Starting to shape up around here!

It snowed last night, just enough to cover everything and remind us that winter is just around the corner, and that I really have to put some effort into cutting and stacking a whole bunch of firewood ASAP.

Things have really been shaping up around here lately. We've been fortunate enough to have Jeff and Louise working here a couple of days a week and it's really making a difference. Louise has been sorting through my mounds of paperwork and invoices to get all of it into order in-between packing and shipping guns. Jeff is kind of like an elf: I turn my head for a moment and one of my half-completed projects is magically done! He's rearranged the tool room to be efficient for left-handed people (he and I are both Southpaws) and even finished up projects that I had forgotten that I'd started!

So far this fall, the collective "we" have finished the roof over our bedroom, installed a new thimble through the wall into the woodburning chimney, installed an antique wood/coal stove that came from Louise's Dad's cellar, made several trips to the dump and/or the "swap shop" with "stuff" from the garages, started work on a pig house, acquired a plow for my Jeep (free!!!) so we won't have to pay someone else to plow out the parking lot this winter, and so many other smaller projects that I can't type them all here.

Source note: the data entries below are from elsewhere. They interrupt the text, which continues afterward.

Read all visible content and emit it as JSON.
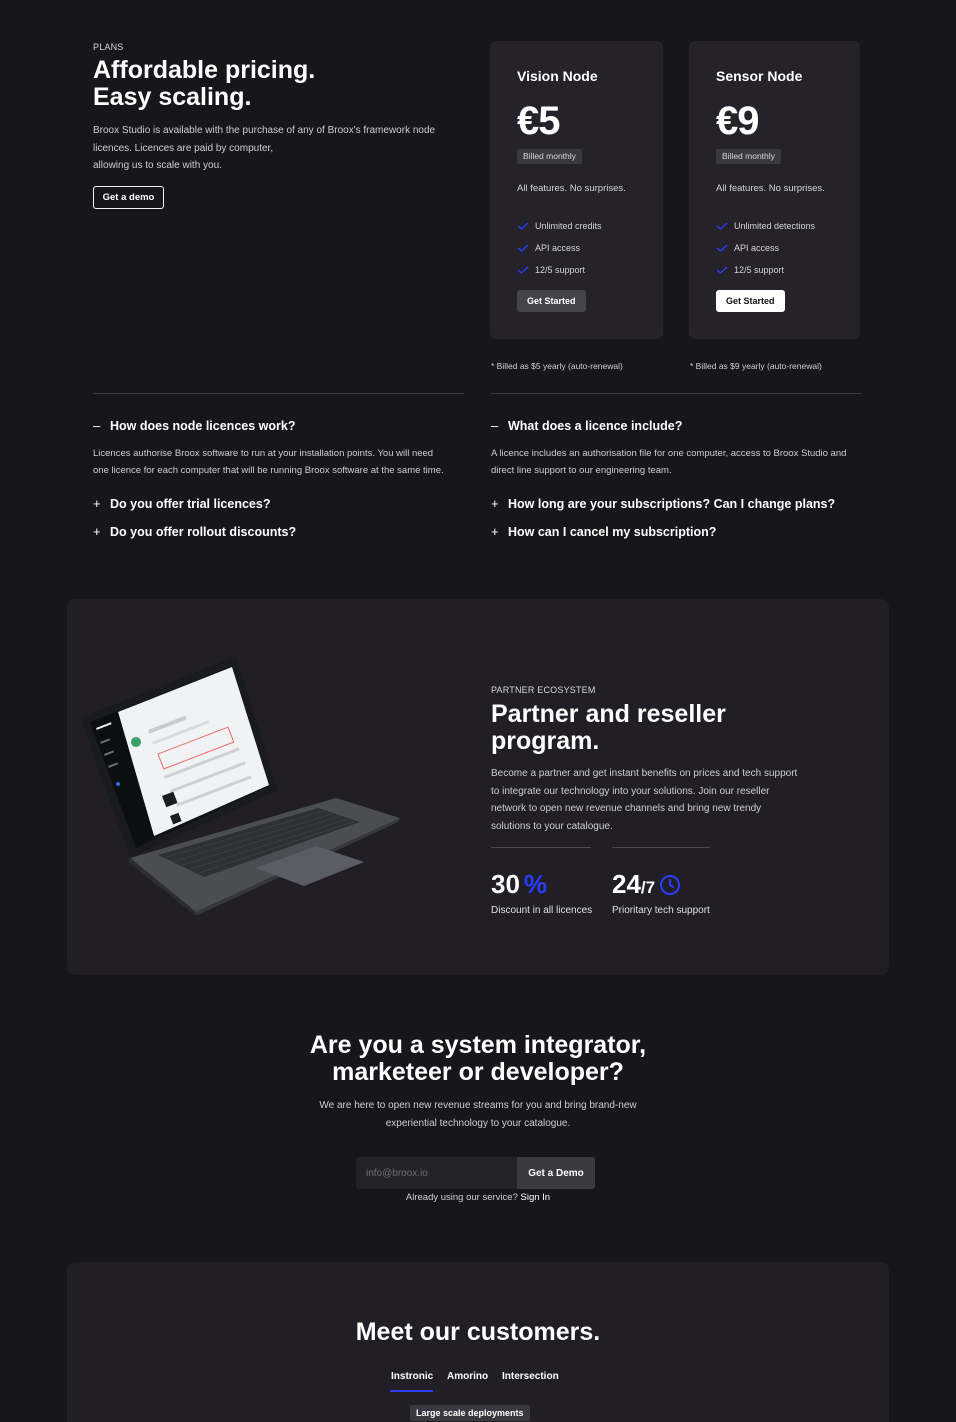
{
  "hero": {
    "eyebrow": "PLANS",
    "title_line1": "Affordable pricing.",
    "title_line2": "Easy scaling.",
    "body_line1": "Broox Studio is available with the purchase of any of Broox's framework node",
    "body_line2": "licences. Licences are paid by computer,",
    "body_line3": "allowing us to scale with you.",
    "cta_label": "Get a demo"
  },
  "plans": [
    {
      "name": "Vision Node",
      "price": "€5",
      "billed": "Billed monthly",
      "description": "All features. No surprises.",
      "features": [
        "Unlimited credits",
        "API access",
        "12/5 support"
      ],
      "button": "Get Started",
      "note": "* Billed as $5 yearly (auto-renewal)"
    },
    {
      "name": "Sensor Node",
      "price": "€9",
      "billed": "Billed monthly",
      "description": "All features. No surprises.",
      "features": [
        "Unlimited detections",
        "API access",
        "12/5 support"
      ],
      "button": "Get Started",
      "note": "* Billed as $9 yearly (auto-renewal)"
    }
  ],
  "faq": {
    "left": [
      {
        "question": "How does node licences work?",
        "expanded": true,
        "answer_line1": "Licences authorise Broox software to run at your installation points. You will need",
        "answer_line2": "one licence for each computer that will be running Broox software at the same time."
      },
      {
        "question": "Do you offer trial licences?",
        "expanded": false
      },
      {
        "question": "Do you offer rollout discounts?",
        "expanded": false
      }
    ],
    "right": [
      {
        "question": "What does a licence include?",
        "expanded": true,
        "answer_line1": "A licence includes an authorisation file for one computer, access to Broox Studio and",
        "answer_line2": "direct line support to our engineering team."
      },
      {
        "question": "How long are your subscriptions? Can I change plans?",
        "expanded": false
      },
      {
        "question": "How can I cancel my subscription?",
        "expanded": false
      }
    ],
    "signs": {
      "expanded": "–",
      "collapsed": "+"
    }
  },
  "partner": {
    "eyebrow": "PARTNER ECOSYSTEM",
    "title_line1": "Partner and reseller",
    "title_line2": "program.",
    "body_line1": "Become a partner and get instant benefits on prices and tech support",
    "body_line2": "to integrate our technology into your solutions. Join our reseller",
    "body_line3": "network to open new revenue channels and bring new trendy",
    "body_line4": "solutions to your catalogue.",
    "stats": [
      {
        "value": "30",
        "suffix": "%",
        "label": "Discount in all licences",
        "icon": "percent-icon"
      },
      {
        "value": "24",
        "suffix": "/7",
        "label": "Prioritary tech support",
        "icon": "clock-icon"
      }
    ],
    "accent_color": "#2a3cff"
  },
  "integrator": {
    "title_line1": "Are you a system integrator,",
    "title_line2": "marketeer or developer?",
    "body_line1": "We are here to open new revenue streams for you and bring brand-new",
    "body_line2": "experiential technology to your catalogue.",
    "email_placeholder": "info@broox.io",
    "button": "Get a Demo",
    "signin_prefix": "Already using our service?",
    "signin_link": "Sign In"
  },
  "customers": {
    "title": "Meet our customers.",
    "tabs": [
      "Instronic",
      "Amorino",
      "Intersection"
    ],
    "active_tab": 0,
    "badge": "Large scale deployments"
  },
  "colors": {
    "background": "#17161b",
    "card": "#252329",
    "section": "#211f25",
    "accent": "#2a3cff"
  }
}
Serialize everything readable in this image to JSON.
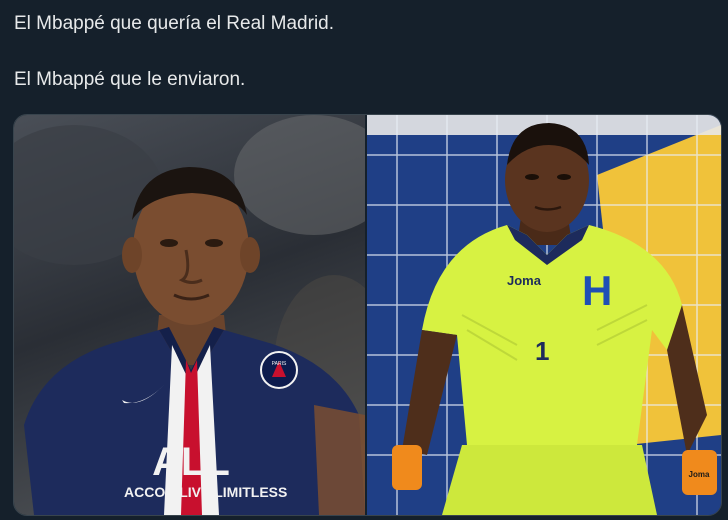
{
  "post": {
    "line1": "El Mbappé que quería el Real Madrid.",
    "line2": "El Mbappé que le enviaron."
  },
  "media": {
    "left_image": {
      "icon": "player-photo-psg",
      "jersey_sponsor": "ACCOR LIVE LIMITLESS",
      "jersey_logo": "ALL",
      "crest_text": "PARIS",
      "colors": {
        "jersey": "#1d2b5c",
        "stripe": "#c8102e",
        "white": "#f2f2f2"
      }
    },
    "right_image": {
      "icon": "player-photo-honduras",
      "jersey_brand": "Joma",
      "jersey_number": "1",
      "crest_letter": "H",
      "glove_text": "Joma",
      "colors": {
        "jersey": "#d7f242",
        "background": "#1f3f86",
        "accent": "#f0c23a"
      }
    }
  }
}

The current project is to finish off the storage shed that will contain household "cold storage" stuff. It is being built pole-frame style and has a 4' high loft for off-season storage of the of the zillion or so tent poles that our marquee tents require. Most of the framing is done and maybe 75% of the sheathing, but the steel roofing is scheduled to arrive next week. More of the materials than I'd like to see were purchased, but some of it will be done with recycled materials. The project will be complete for around $800.

I've started doing the homework on expanding the front of the building to add on display space for our "museum", a small classroom area for firearm education classes, and a more logical entrance to the shop than the odd way it was built for the original owner of the building back in 1989. I've already discussed the project with the building inspector who took the time to come out here to check out the situation.

We'll be doing the building in phases: first the slab, then the framing of a deck for the second floor, then closing in underneath it to complete the shell. With the always uncertain weather here in New England, we need to think through each step in the process to be sure that we don't have walls torn open when winter decided to hit.

I've got several ideas for how to lay out the interior of the addition, but nothing concrete yet. Last week we went down to Brattleboro and picked up a 12 foot long antique glass-topped display cabinet that will have to be worked into the design. It will be a great thing to display our artifact collection in a chronologically linear fashion which will make them easier to understand.

We are already working on plans for the spring: native village stuff like wigwams, ranger hut, guest cabin/sugar house, etc. I've promised Wendy that I won't begin any of them until the current projects are done! Before any of it gets planned in any detail, we need to spend a day or two out there with surveyor's tapes and compasses to draw a decent map of the property to plan it all out properly. What a great adventure!